A) Let's clear up a bit of unhelpful terminology here. Spondylitis is a bit of a useless term, in my opinion. It refers to inflammation of the joints of the neck and it's used as a diagnosis for a lot of neck problems. But it's a bit of a catch-all phrase that doesn't properly describe what's happening to you – pain in your neck with radiation to the right arm and hand.

What you have by the sounds of things is whiplash (an injury caused by forced forward and backward movement of the head) causing neck pain, probably from the muscles and ligaments that support the spine and, by the sounds of it, some irritation, pressure or injury to the nerves that pass out from the neck.
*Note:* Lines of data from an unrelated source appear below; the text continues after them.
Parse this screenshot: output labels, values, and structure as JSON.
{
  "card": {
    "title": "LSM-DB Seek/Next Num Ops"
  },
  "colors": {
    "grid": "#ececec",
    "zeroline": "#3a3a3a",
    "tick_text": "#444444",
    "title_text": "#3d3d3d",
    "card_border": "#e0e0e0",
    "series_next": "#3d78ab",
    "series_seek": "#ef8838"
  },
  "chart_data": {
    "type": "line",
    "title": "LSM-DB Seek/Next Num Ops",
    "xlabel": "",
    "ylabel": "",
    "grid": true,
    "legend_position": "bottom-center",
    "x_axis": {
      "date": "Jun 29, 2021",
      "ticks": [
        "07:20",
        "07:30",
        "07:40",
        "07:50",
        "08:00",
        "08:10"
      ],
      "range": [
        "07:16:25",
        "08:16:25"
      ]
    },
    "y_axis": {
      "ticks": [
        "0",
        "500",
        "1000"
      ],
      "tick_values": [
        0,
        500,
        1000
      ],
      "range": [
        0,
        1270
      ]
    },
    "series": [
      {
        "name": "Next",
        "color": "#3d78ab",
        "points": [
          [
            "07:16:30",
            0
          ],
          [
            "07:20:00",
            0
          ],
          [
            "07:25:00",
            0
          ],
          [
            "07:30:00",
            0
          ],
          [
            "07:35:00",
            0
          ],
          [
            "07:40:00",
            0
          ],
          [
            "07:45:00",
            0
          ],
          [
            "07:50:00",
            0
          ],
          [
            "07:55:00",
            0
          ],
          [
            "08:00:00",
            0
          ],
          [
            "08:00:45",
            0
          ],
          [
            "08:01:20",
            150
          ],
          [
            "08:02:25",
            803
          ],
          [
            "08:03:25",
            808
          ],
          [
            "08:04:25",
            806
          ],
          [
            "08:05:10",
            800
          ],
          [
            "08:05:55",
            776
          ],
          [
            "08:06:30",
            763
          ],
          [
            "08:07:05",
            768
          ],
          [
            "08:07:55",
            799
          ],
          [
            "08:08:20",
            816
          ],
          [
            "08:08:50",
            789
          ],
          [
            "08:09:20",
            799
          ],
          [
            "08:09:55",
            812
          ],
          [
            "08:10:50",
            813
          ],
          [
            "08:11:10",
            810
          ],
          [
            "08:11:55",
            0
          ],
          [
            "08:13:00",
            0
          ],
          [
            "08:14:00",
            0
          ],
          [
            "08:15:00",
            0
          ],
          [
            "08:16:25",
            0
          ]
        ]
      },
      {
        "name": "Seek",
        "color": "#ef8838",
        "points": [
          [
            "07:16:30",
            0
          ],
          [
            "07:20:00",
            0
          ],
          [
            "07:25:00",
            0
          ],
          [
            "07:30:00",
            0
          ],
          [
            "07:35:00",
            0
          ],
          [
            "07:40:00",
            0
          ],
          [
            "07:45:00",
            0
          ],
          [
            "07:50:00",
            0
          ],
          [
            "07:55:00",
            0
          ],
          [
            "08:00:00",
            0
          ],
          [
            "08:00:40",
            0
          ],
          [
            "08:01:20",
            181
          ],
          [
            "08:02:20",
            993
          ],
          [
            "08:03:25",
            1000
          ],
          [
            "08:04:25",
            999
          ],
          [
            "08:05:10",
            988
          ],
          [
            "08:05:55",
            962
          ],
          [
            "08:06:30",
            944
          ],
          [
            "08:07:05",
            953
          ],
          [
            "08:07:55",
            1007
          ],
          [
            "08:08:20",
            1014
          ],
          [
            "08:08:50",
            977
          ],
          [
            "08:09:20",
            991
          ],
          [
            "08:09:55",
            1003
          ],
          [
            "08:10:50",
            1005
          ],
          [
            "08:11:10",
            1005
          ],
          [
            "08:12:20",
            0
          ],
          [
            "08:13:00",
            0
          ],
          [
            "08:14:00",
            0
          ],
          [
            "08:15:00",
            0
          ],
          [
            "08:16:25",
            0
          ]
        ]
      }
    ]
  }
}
Pain that radiates from the neck to the hand, particularly associated with numbness and tingling, is pretty much the hallmark of injury to the nerves as they leave the spine.    

If you've had symptoms for a year and no clear cause has been identified, you need further investigation – an MRI scan firstly and then nerve conduction studies (also called EMG – electromyelography) if the MRI doesn't fully explain what's happening.

That said, a TENS machine is a reasonable suggestion for your pain. It's safe and effective, and can be started while you're waiting for investigations. But the full range of treatment options can only be known when you have a proper diagnosis. If your doctor is baffled, then they need to refer you to someone who can give you a proper diagnosis, explanation and management plan.

This answer was provided by Dr Tom Margham for the Summer 2015 edition of our magazine, Arthritis Today, and was correct at the time of publication.